Without a new government since the elections on 10 June, Belgium is plunging deeper into political crisis. Flemish members of parliament voted, on 7 November, in favour of a law that critics say will leave some 120,000 French speakers isolated by preventing them to vote for francophone parties in the Flemish periphery of Brussels.
The vote prompted French-speaking delegates to leave coalition negotiations led by Yves Leterme a Flemish Christian Democrat who won the June elections. According to Didier Reynders, the leader of the French-speaking Liberal Reform Movement, the 'Belgian pact' - which calls for different communities and minorities in this federal state of three regions to be respected - has been broken.
Regardless of what seems like a second defeat for the prime minister-designate Yves Leterme (see EurActiv 24/08/2007), Belgium's King Albert II asked the leader of the Flemish Christian Democrat party on 8 November to continue his mandate and strive to form a government coalition, on the basis of the so-called Blue Orange coalition (Christian Democrat and Liberal).

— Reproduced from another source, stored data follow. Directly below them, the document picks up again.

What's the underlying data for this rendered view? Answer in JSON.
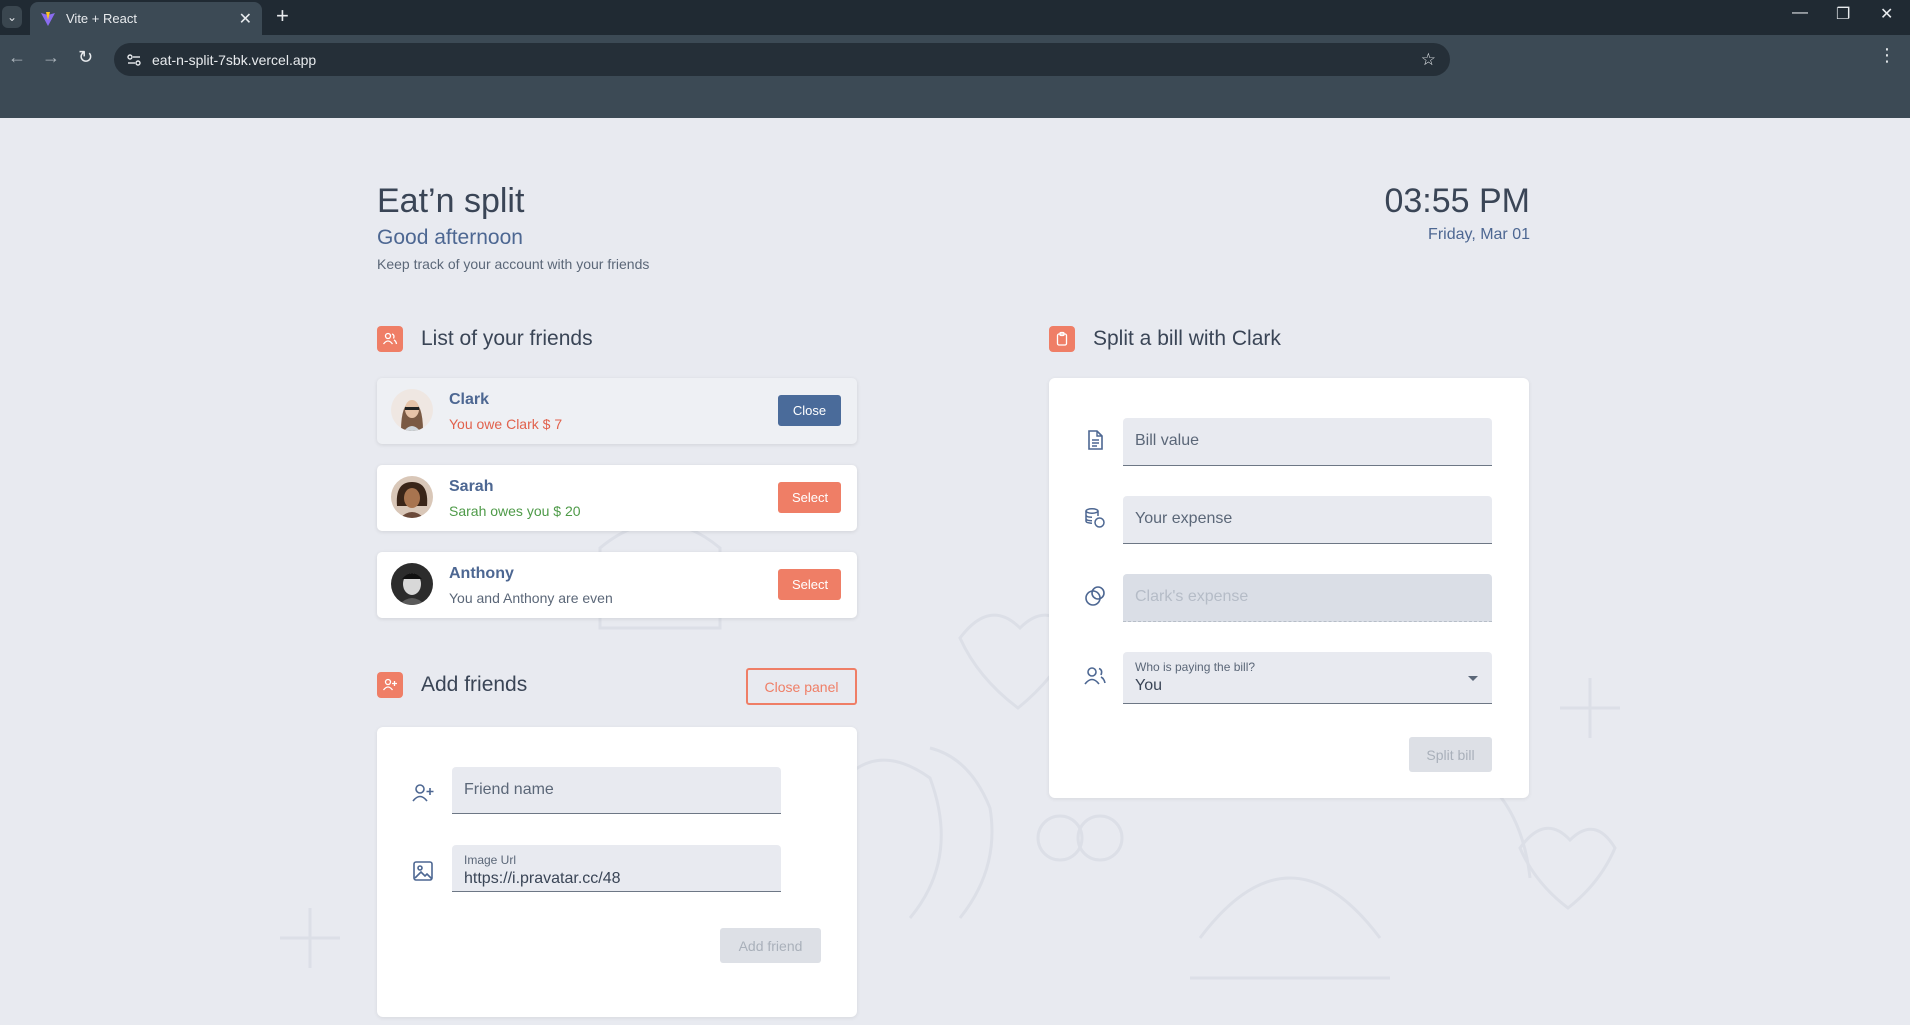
{
  "browser": {
    "tab_title": "Vite + React",
    "url": "eat-n-split-7sbk.vercel.app"
  },
  "header": {
    "title": "Eat’n split",
    "greeting": "Good afternoon",
    "subtitle": "Keep track of your account with your friends",
    "time": "03:55 PM",
    "date": "Friday, Mar 01"
  },
  "friends_section": {
    "title": "List of your friends",
    "friends": [
      {
        "name": "Clark",
        "status": "You owe Clark $ 7",
        "button": "Close",
        "selected": true
      },
      {
        "name": "Sarah",
        "status": "Sarah owes you $ 20",
        "button": "Select",
        "selected": false
      },
      {
        "name": "Anthony",
        "status": "You and Anthony are even",
        "button": "Select",
        "selected": false
      }
    ]
  },
  "add_friend": {
    "title": "Add friends",
    "close_panel": "Close panel",
    "name_placeholder": "Friend name",
    "image_label": "Image Url",
    "image_value": "https://i.pravatar.cc/48",
    "submit": "Add friend"
  },
  "split_bill": {
    "title": "Split a bill with Clark",
    "bill_placeholder": "Bill value",
    "expense_placeholder": "Your expense",
    "friend_expense_placeholder": "Clark's expense",
    "payer_label": "Who is paying the bill?",
    "payer_value": "You",
    "submit": "Split bill"
  },
  "colors": {
    "accent": "#ef7e66",
    "primary": "#4a6b9a",
    "owe": "#e1614c",
    "owed": "#4e9a48",
    "background": "#e8eaf0"
  },
  "icons": [
    "users-icon",
    "clipboard-icon",
    "user-plus-icon",
    "image-icon",
    "document-icon",
    "coins-icon",
    "circles-icon",
    "people-icon"
  ]
}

King Albert II, the symbol of unity between the two communities, is also considering the possibility of setting up a 'committee of wise men' to re-establish a dialogue between the two linguistic communities.
The main problem in the talks - involving the Christian Democrats and Liberals from Flanders and Wallonia - is Yves Leterme's party's demand for more regional powers in areas such as justice and transport, as well as in fields such as employment and social security, a move which the francophone parties said would substantially empty the federal state of its substance.